You’re on a river trip, or a camp trip, everything’s wonderful. All the logistics and planning are done, all the chaos is behind you and now it’s time to be in the wilderness enjoying yourself.
The first morning you pull yourself from your sleeping bag and wonder where you’re going to get a cup of coffee. Will it be cowboy coffee? instant? Will there even be coffee? Yes there’s coffee and there’s no reason it shouldn’t be the best cup of coffee you’ve ever had.
Just because you’re in the wilderness, doesn’t mean you have to suffer, particularly if you’re on a river trip. Rafts can carry a lot of gear, some of that should be reserved for coffee brewing.
I’ve seen all sorts of ways people brew coffee in the wild. Through much trial and error, the way we do it produces the best cup of coffee.
This is the best way to brew coffee on a raft trip!
We bring a large coffee pot, a large pot to boil water, a ladle, a Melitta, filters, and fresh ground coffee beans (very important to grind the coffee before the trip).
here’s the routine:
While the water’s coming to a boil, place the melitta on the coffee pot with a number 4 coffee filter inside. We like our coffee strong so we put a lot of coffee grounds in the filter, not too much though, you don’t want an overflow.
When the water’s at a rolling boil, carefully scoop with the ladle and pour over the coffee grounds. you’ll hear the satisfying drip, then the rush of a steady stream as it starts filling the coffee pot. Keep at it, adding more water as the level allows.
Don’t allow anyone to pour themselves a cup until you have a full pot (beat them back with the ladle). If you pour prematurely, that person’s cup of Joe will be very strong, but everyone elses will be weaker.

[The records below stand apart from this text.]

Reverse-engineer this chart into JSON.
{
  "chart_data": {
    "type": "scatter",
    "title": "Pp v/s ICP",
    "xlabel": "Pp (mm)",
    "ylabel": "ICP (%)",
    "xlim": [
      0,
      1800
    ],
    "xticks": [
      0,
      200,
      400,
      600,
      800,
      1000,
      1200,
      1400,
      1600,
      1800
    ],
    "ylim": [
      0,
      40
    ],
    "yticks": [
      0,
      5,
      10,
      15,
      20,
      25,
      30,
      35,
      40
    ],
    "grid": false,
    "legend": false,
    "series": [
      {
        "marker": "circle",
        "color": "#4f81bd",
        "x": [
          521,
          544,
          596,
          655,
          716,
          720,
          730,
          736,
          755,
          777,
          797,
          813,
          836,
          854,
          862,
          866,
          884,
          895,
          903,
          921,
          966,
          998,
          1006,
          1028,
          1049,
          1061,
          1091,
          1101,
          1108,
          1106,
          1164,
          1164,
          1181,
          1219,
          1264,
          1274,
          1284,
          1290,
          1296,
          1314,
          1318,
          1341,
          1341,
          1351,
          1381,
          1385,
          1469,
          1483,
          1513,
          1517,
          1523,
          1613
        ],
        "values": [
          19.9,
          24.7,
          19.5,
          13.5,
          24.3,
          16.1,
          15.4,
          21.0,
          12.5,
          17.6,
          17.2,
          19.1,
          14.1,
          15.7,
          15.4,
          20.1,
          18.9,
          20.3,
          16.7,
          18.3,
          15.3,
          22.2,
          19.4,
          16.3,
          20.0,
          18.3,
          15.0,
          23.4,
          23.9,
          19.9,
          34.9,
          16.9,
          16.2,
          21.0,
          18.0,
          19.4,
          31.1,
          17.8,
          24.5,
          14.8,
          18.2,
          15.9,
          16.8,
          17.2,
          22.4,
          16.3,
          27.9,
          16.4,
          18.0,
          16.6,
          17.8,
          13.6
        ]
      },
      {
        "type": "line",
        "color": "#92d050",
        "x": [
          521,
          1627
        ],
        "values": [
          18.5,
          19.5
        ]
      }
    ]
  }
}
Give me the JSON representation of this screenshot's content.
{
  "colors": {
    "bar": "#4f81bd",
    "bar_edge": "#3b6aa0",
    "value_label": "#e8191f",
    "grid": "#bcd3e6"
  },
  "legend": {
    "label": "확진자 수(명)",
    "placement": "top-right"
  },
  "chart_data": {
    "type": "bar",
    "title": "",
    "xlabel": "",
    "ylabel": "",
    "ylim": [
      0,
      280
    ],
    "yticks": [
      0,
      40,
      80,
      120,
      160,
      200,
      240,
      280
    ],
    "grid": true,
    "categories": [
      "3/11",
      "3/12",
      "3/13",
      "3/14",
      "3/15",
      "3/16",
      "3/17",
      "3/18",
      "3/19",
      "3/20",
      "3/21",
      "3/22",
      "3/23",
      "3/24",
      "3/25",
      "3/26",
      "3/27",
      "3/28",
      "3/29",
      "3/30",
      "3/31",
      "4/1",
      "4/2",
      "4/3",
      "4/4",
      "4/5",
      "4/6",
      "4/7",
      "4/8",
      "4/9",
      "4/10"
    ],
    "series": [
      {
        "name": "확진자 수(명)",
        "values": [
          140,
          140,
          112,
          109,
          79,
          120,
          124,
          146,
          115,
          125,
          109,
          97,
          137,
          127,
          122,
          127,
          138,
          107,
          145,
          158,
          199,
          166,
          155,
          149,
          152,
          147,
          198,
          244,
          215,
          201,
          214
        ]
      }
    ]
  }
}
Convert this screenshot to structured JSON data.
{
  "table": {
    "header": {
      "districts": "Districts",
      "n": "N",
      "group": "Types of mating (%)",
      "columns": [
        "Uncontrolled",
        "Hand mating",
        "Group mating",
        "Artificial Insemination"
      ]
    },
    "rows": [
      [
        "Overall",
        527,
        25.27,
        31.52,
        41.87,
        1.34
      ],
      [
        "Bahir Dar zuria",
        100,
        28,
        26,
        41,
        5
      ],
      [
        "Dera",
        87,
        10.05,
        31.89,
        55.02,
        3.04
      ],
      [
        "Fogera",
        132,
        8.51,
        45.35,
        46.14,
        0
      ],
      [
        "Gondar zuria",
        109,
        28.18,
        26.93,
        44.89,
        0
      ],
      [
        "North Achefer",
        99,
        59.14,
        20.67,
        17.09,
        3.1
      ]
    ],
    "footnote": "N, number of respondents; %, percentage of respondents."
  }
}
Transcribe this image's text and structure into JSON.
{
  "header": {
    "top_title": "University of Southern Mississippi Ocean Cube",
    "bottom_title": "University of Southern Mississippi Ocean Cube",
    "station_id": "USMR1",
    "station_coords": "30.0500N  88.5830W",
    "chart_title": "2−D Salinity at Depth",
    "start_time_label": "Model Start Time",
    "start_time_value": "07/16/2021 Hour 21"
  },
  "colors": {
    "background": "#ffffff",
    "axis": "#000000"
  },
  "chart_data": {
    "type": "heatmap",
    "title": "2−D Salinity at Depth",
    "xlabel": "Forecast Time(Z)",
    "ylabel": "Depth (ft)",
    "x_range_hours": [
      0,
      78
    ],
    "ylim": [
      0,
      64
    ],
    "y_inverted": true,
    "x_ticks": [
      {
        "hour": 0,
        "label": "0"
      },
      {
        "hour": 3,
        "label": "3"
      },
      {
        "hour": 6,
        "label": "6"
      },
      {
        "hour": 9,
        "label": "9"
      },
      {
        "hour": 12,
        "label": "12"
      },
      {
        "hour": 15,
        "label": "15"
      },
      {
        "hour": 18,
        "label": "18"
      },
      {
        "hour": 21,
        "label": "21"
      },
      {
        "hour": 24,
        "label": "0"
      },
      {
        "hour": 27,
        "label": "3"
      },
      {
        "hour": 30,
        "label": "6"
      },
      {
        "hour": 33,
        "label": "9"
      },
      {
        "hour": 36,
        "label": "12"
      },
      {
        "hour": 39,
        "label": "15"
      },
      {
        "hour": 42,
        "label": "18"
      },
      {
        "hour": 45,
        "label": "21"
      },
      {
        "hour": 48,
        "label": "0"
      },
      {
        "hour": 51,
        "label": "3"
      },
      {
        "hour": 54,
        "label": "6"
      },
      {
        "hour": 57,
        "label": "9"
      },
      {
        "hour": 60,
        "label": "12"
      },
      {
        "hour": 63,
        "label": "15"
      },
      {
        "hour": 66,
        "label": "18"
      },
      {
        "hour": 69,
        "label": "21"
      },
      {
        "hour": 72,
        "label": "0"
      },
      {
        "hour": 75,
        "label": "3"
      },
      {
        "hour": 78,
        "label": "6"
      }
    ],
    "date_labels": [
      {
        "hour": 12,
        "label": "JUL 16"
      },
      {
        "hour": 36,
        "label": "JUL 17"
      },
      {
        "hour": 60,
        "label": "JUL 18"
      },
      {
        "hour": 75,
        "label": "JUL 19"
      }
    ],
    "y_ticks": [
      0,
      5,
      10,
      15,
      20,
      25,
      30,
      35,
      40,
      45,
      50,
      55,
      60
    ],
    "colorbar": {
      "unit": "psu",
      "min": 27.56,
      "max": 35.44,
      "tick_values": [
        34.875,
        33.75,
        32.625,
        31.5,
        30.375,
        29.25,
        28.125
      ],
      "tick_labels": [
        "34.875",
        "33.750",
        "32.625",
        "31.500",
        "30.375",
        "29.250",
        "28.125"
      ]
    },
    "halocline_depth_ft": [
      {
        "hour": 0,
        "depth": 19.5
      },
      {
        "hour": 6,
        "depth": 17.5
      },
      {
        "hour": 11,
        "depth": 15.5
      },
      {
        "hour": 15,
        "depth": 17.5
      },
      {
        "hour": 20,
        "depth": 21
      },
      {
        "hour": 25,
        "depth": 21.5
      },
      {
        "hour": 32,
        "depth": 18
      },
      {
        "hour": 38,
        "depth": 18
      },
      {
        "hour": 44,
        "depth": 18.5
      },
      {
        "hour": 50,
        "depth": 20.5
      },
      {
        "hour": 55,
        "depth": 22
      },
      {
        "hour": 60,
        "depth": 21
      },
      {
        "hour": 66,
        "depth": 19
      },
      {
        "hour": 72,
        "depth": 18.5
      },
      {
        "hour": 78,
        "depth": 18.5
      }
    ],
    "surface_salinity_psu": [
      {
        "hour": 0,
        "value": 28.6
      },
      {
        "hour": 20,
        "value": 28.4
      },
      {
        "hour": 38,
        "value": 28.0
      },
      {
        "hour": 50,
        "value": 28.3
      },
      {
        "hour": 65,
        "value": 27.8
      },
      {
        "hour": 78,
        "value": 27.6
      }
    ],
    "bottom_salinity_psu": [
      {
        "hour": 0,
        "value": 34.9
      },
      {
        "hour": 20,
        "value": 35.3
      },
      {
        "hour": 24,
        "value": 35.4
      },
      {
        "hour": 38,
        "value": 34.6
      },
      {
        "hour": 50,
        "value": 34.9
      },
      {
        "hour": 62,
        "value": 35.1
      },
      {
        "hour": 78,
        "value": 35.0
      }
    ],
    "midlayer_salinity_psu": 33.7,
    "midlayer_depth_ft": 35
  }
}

As the water drips through the melitta it seeps the nectar from the grounds, so each time the water picks up less and less coffee. It seems obvious but i’ll say it anyway, the first few ladlefulls of water will be stronger coffee than the last few. If you allow the process to continue uninterrupted, the super strong will mix with the weaker and you’ll have a perfect cup of coffee. Be patient, and ruthless!
If you have a big pot of coffee to fill you may have to replace the coffee filled filter with another before you’re done brewing. This is controversial, but there’s a wonderful way to tell when your coffee filter needs to be re-done.
When you’re ladling boiling water into the melitta, you’ll notice the coffee grounds will start to change. At first they float and bubble as the water drips through, then they get saturated and things go along wonderfully.
But eventually the water will take longer to percolate through. You’ll notice the grounds will become almost solid, melted together. You’re getting close to having to start over, but the way to truly know is when the water takes on a glassy, calm lake look. There may be a bubble that forms. This is a sure sign it’s time to start over. If you continue, you’ll be adding minimal content and almost clear, very weak coffee that takes an age to drip through.
The plusses to this method: you’ll have a very good cup of coffee…that’s a huge plus.
The minuses: it takes awhile (the person in charge is tied to the job until it’s done), If you didn’t start the process before people have woken, you may have to fight them off until it’s ready. Plan to wake at least 20 minutes earlier than everyone else to allow enough time for a full pot.
I’ve been on lots of river trips and seen all kinds of coffee making methods but I believe for the best cup of coffee, this is the best method. It takes some time and effort, but it’s well worth it in the long run…besides, you’re on the river…what’s the rush?